I feel a bit ashamed to mention that yesterday I went out and re-joined my local library after an absence of nearly 10 years. I had been thinking about doing this for a while. Partly because my hopeless lack of self-discipline in the face of bookshop special offers worries me. The undue influence of publishers’ marketing over what I read is a cause for concern – when I can raise my head from my latest book long enough to worry about it. I have found some superb titles like this, not least William Brodrick’s The Sixth Lamentation, that I might otherwise never have come across. But it struck me that it might be nice to make some reading choices based on slightly less commercial and manipulative criteria. Partly because a couple of people that I know said they were going to and, you know how it is, things like that can act as a reinforcement if the same idea was already brewing in your own head.
I’m more familiar with libraries than most, having spent a couple of years working in one – as a humble assistant, I should add, a mere worker bee rather than a glamorous member of the professional staff. (This is a very important distinction in the library world.) That was in the adjoining London borough and it was a job I would have loved were it not for the fact that readers would keep coming in and wanting to borrow the stock. Looking after the books - shelf tidying, ordering reserves and administering their loan, the lovely job of putting those shiny transparent jackets on hardbacks – I could have done this all day, every day. Unfortunately it also involved having to actually serve the reading public and you would not believe the jaundiced view of human nature you acquire when you realise there are people out there who will argue black is white for the sake of avoiding a twenty pence fine or the trouble of returning their books to the branch they actually visited in the first place. So it was a mixed bag. I had a special job which I have never lived down – the task of bawling out the twice-daily announcements that the library was about to close. But the interior of any branch library, somewhere I had already been visiting since the age of five, is a place nearly as familiar to me as my own living room, even if I have never, ever been inside it before.
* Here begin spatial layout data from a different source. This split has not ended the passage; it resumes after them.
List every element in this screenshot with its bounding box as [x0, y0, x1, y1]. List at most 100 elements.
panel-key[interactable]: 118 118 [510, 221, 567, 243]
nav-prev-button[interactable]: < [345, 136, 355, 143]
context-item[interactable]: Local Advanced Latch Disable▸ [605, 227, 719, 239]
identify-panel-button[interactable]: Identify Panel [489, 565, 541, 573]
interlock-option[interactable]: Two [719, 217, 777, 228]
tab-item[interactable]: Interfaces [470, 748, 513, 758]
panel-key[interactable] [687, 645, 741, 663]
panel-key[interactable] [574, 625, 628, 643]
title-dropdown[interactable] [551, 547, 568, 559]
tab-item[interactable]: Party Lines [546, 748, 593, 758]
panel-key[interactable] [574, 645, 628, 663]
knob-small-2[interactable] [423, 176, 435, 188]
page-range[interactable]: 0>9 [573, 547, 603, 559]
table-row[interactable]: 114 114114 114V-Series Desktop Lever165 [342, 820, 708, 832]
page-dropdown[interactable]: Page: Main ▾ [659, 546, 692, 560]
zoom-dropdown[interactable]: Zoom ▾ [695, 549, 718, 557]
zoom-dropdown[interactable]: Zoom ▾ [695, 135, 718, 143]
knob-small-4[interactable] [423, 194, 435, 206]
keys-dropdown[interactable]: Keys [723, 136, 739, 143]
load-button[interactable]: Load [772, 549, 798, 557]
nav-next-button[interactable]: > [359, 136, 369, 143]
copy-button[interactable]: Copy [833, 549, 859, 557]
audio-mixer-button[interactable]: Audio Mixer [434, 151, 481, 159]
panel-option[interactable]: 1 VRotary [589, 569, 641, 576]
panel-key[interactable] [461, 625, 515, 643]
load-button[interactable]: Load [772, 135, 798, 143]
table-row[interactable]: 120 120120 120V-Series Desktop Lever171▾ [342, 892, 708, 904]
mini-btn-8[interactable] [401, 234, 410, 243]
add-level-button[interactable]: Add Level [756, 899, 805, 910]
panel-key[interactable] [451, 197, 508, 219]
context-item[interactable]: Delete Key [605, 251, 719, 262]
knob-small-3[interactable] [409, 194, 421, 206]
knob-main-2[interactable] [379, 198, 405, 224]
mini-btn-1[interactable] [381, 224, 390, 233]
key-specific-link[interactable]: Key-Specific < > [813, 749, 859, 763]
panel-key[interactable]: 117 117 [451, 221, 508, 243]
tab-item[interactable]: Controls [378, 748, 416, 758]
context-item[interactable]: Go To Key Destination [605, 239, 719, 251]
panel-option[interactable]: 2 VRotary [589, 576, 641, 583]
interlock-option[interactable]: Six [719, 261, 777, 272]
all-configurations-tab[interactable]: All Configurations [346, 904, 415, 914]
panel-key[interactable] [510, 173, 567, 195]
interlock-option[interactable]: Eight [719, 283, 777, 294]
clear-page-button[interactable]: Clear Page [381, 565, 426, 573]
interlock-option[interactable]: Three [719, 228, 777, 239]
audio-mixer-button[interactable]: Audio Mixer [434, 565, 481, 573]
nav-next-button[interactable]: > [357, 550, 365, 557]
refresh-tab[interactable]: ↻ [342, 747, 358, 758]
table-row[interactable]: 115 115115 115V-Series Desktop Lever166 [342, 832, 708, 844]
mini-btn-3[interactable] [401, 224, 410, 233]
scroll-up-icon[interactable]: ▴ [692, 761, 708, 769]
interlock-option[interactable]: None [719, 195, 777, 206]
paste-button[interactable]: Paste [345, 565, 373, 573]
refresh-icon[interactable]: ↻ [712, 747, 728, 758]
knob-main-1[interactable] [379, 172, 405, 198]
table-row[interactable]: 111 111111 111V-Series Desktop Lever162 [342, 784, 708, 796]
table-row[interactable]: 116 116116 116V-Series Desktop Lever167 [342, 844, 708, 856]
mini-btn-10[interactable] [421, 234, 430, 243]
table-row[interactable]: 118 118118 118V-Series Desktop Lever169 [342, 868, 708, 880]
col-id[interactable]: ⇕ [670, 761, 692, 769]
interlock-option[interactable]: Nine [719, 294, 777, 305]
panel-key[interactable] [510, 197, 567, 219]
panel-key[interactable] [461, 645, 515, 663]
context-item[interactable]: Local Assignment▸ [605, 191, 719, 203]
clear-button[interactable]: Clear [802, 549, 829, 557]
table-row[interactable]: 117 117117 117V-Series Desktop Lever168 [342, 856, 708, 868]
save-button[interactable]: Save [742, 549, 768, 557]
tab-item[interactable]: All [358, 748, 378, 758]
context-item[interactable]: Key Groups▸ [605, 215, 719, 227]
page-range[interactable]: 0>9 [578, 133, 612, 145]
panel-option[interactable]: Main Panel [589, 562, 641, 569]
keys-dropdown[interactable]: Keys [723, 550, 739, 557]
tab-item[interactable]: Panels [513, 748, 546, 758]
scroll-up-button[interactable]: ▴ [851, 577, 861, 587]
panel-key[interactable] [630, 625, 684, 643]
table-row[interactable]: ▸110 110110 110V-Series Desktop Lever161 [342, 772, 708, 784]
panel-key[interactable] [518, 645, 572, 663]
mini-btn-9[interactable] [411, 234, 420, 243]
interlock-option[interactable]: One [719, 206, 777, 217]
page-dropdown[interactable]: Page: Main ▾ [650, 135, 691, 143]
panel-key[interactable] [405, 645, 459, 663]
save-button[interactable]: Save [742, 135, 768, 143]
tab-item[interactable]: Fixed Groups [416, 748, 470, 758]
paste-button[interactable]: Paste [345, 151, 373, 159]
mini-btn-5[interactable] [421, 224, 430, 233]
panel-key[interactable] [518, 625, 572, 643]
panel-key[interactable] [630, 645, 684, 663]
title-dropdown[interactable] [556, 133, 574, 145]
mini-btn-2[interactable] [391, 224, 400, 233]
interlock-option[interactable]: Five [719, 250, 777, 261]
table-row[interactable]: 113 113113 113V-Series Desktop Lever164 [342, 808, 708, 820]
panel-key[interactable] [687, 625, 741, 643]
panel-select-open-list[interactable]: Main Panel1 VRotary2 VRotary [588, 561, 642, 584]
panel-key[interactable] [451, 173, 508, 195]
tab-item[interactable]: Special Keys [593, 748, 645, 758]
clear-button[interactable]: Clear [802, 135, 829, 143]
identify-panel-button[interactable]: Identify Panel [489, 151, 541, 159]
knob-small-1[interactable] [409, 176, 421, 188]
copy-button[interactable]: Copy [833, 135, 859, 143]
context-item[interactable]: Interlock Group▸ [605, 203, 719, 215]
I can remember very clearly being taken to join the local library for the first time at a branch which has a very good chance of being the most westerly-situated in London. At the counter was someone checking out Hergé’s Tintin adventure Cigars of the Pharoah. I was very interested in this for, you will remember, it has a superbly bright and colourful cover. I had to have it explained to me by my mother in an urgent whisper that it was, in fact, being borrowed by someone else and not particularly suitable for me in any case. This seemed rather unfair to me – it was obviously a picture book – but I was quickly distracted by being led into the children’s section where, right in the centre, was a large box where the picture books were stored. I seem to remember that The 500 Hats of Bartholomew Cubbins by Dr Seuss was on my early list of reading material. I had never come across the name Bartholomew before and, although a precocious reader, had no idea how to come to terms with such a word. I could not believe that any real-life child would be cursed with such a ridiculous name. The boys I went to school with were called things like Stephen and Kevin and Darren. In those days there was no plastic membership card and electronic pen to keep track of your borrowings. Each card had a ticket inside and readers were issued with four small wallet-shaped pieces of cardboard – pink for adults and yellow for children. When you borrowed a book one of these was taken from you and the book ticket inserted in it. They were filed away until you returned with the book, which was reunited with its ticket, and your borrowers’ token handed back to you.
And it went on from there through libraries in at least four local authorities, school libraries, sixth-form libraries, university libraries, newspaper libraries. We lived in Norwich when the central library burned to the ground after an unsuspecting cleaner switched on a light and ignited a gas leak. The central library was located right opposite the fire station but there were no appliances at home. Out of the ashes was born the phoenix of The Forum – we wander in every so often when visiting the Fine City and are awed – but I can still remember the old central library vividly, because I spent so much time in there, under many different circumstances. I huffed my way through a Christian rebuttal of Wicca, hatched a detailed business plan in the reference library which has never yet been carried out, revised for my journalism exams and allowed a language course to become so overdue that Mr Random had to take it back and pretend it had been abandoned at our house by a person he had no knowledge of.
When a library assistant I had a special card that entitled me to 20 items at a time, for more or less as long as I wanted, plus anything I wanted to take out on relatives’ tickets. And it ruined me. When I left I could have put my account onto a special ex-staff setting that would have retained these privileges. But I didn’t and I let all my library memberships lapse. I was simply sick of the sight of the place. And it’s taken me quite a while to get over that. But my plan to renew my membership locally was a good one. I walked in and was instantly at home. The staff were helpful and the other readers sufficiently unobtrusive. At present I’m four graphic novels to the good and also equipped with a couple of unusual detective novels that I probably wouldn’t have picked up in the local branch of Borders. Plus, while I was waiting for my application to be processed, I sat down in perfect peace and read The Guardian from cover to cover. I was a happy woman. And all this was completely free. Yes, a good decision.